Don’t worry, I got you. Most brand guidelines will have the following:

  • Logo
  • Color Palette
  • Fonts
  • Iconography
  • Photography
  • Brand Voice and Tone

If you want to get fancy, (like, bowtie on a dog fancy) and I know you do, you can throw these into the mix:

  • Core values
  • Mission
  • Guidelines for print and marketing collateral

Dropping some more knowledge


Your logo is like your first name. It’s who you are. And if someone mispronounces your name, it can get weird (I’m looking at you, Geoff).

Same goes for your logo. A proper style guide will outline logo usage and placement to enforce that no stretching, skewing, or distortion occurs. This will also address how to keep your logo’s presence or dominance when paired with other content. It proves an important resource for any designers working on collateral, web developers who might be placing your logo online and for printers working with your brand. It will also address when and how to use primary, secondary, and tertiary logos, should your brand be a little more in-depth.

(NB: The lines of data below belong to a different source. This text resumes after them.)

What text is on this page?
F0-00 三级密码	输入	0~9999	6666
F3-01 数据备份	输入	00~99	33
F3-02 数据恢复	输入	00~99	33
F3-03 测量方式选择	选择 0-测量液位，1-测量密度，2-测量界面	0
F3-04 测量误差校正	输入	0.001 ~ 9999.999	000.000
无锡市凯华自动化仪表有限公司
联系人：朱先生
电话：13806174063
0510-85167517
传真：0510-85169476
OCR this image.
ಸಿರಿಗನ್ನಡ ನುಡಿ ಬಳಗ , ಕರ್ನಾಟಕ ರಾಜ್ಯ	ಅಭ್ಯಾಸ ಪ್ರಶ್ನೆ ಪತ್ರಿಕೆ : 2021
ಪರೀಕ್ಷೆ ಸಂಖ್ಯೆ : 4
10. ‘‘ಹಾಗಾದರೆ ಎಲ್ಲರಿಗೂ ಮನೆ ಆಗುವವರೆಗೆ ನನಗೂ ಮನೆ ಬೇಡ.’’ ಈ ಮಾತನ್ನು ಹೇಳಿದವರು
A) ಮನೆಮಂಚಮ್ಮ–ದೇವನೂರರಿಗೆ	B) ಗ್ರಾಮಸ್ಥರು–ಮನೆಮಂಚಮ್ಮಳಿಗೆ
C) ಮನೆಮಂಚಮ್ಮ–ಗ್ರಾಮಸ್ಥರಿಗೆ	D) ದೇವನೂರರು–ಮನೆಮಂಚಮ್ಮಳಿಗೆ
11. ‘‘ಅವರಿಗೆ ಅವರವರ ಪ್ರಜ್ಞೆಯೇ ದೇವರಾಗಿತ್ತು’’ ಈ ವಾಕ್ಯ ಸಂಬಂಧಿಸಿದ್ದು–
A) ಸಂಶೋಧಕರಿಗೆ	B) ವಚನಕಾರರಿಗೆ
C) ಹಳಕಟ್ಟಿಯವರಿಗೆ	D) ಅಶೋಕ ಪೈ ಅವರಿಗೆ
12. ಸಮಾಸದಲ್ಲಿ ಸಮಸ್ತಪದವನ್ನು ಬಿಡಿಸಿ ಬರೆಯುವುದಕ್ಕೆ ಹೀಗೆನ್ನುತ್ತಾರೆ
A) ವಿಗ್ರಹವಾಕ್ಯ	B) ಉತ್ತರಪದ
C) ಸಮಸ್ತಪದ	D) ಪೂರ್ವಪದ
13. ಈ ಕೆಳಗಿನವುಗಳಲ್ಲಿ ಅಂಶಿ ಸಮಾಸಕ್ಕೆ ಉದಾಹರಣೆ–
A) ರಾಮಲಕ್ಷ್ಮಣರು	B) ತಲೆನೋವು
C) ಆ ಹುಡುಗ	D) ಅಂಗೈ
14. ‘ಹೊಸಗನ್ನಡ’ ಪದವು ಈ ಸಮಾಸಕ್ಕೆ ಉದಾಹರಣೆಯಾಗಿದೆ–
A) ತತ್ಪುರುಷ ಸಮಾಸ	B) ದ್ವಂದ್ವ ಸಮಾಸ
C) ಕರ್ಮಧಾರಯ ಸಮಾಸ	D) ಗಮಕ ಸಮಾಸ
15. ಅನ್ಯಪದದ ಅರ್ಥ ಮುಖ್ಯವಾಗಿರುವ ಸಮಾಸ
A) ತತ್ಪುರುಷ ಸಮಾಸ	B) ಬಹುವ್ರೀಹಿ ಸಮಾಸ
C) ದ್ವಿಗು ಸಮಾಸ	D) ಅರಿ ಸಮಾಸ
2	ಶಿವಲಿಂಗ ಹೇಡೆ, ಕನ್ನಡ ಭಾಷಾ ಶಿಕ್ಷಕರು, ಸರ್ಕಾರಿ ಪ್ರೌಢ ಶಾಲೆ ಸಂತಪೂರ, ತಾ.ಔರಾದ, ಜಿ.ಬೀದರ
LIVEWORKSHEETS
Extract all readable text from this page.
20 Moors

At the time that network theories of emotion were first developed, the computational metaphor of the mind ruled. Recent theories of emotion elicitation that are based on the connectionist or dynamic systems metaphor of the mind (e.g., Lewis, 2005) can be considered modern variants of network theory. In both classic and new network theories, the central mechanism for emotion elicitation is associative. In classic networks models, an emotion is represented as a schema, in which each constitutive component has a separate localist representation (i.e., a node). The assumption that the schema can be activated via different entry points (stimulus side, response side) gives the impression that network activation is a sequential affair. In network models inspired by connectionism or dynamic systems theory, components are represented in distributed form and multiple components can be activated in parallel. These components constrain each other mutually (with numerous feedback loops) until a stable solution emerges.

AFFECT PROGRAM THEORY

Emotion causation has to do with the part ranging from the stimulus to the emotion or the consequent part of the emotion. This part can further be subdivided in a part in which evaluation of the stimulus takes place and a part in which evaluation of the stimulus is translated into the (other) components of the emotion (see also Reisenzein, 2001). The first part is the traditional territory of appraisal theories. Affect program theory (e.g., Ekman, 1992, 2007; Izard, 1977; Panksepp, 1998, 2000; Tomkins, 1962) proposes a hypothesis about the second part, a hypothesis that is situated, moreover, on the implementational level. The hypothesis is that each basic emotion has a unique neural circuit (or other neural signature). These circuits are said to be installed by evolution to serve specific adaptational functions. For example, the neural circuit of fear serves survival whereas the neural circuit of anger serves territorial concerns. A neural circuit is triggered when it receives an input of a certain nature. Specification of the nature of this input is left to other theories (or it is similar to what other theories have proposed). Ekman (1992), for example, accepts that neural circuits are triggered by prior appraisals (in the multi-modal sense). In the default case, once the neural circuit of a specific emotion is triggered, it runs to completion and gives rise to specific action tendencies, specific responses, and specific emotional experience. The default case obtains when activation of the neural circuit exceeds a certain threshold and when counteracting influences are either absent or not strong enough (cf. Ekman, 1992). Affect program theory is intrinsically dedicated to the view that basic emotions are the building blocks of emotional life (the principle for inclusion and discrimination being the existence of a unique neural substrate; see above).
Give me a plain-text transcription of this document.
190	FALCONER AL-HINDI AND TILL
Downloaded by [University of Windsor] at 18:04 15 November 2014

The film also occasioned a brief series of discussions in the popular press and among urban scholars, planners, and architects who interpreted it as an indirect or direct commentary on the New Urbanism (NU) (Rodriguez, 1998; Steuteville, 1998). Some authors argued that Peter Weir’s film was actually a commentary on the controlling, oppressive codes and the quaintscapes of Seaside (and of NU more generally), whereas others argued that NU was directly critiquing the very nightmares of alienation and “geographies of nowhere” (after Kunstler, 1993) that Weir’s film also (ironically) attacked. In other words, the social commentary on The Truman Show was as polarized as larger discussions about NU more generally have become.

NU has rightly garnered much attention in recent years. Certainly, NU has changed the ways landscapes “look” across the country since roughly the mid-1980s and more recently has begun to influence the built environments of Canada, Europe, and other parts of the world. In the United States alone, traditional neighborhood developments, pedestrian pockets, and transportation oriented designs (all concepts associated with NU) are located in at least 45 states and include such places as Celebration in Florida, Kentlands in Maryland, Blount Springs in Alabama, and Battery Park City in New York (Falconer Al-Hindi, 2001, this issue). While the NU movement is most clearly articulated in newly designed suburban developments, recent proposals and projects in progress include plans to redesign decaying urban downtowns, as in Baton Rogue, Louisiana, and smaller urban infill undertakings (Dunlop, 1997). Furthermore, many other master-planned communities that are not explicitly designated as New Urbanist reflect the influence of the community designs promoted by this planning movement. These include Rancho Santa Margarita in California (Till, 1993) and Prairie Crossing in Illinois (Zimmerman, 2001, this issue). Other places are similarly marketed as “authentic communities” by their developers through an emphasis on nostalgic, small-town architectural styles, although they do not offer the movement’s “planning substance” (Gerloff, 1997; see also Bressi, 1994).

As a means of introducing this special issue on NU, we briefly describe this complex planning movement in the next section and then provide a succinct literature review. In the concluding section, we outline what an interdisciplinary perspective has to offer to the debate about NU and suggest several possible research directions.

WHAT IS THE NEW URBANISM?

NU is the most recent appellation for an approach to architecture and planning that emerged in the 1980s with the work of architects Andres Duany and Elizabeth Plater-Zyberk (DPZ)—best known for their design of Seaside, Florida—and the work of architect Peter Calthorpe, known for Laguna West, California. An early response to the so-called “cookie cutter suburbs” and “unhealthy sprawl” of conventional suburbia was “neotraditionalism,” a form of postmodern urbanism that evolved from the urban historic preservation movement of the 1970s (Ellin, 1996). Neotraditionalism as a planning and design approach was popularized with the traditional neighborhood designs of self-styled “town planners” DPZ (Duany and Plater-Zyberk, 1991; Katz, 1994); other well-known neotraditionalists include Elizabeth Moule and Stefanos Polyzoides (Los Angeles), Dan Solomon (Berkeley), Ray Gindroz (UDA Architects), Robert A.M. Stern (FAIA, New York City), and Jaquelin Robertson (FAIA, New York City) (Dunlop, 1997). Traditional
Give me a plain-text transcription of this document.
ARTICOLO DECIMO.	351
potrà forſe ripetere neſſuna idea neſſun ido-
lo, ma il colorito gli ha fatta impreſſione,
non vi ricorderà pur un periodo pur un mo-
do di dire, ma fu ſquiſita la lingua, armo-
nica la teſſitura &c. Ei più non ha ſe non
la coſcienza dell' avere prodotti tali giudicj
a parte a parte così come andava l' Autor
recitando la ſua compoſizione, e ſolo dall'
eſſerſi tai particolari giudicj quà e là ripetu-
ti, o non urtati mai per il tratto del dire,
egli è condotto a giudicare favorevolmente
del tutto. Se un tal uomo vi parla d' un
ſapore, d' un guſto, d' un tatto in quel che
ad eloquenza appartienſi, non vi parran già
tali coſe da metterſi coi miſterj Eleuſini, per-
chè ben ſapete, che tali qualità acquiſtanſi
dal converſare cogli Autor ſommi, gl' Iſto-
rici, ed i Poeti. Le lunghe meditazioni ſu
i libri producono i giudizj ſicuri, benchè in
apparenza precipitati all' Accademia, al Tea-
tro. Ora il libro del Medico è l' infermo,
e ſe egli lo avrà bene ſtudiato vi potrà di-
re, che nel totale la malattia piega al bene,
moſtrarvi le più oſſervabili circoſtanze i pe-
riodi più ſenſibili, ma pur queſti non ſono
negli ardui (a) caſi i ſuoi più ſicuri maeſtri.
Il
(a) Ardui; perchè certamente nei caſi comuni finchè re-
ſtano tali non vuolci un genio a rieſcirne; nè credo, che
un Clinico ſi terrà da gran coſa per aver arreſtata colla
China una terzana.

Red is red is red, right? How dare you. You need to lock that color down. If you want to get something printed, or have a website, or embroider that big beautiful logo on your dog sweater, you’re going to need the correct Pantone, CMYK, RGB values and hex codes for your brand colors. Otherwise, things could get real awkward, like the time you accidentally added that red sock to your load of white undies.


I know that Microsoft Word loves Times New Roman, but is that the font you so carefully picked out? Let’s hope not. A strong typography section in a style guide eliminates the guesswork. This allows designers and web developers to work more quickly, eliminating headache and keeping your brand and messaging consistent.


No one see Coca-Cola or Target running around throwing burnt orange (hopefully) onto their branding. It’s because they know the important of brand consistency.

The primary goal of a style guide to keep your brand consistent. It’s important for big brands, but it is even more important for small businesses as they grow. If your branding and messaging are all over the place, your audience will have a difficult time following your story. Putting the time and effort into your brand now, will save you from having to play catch up later.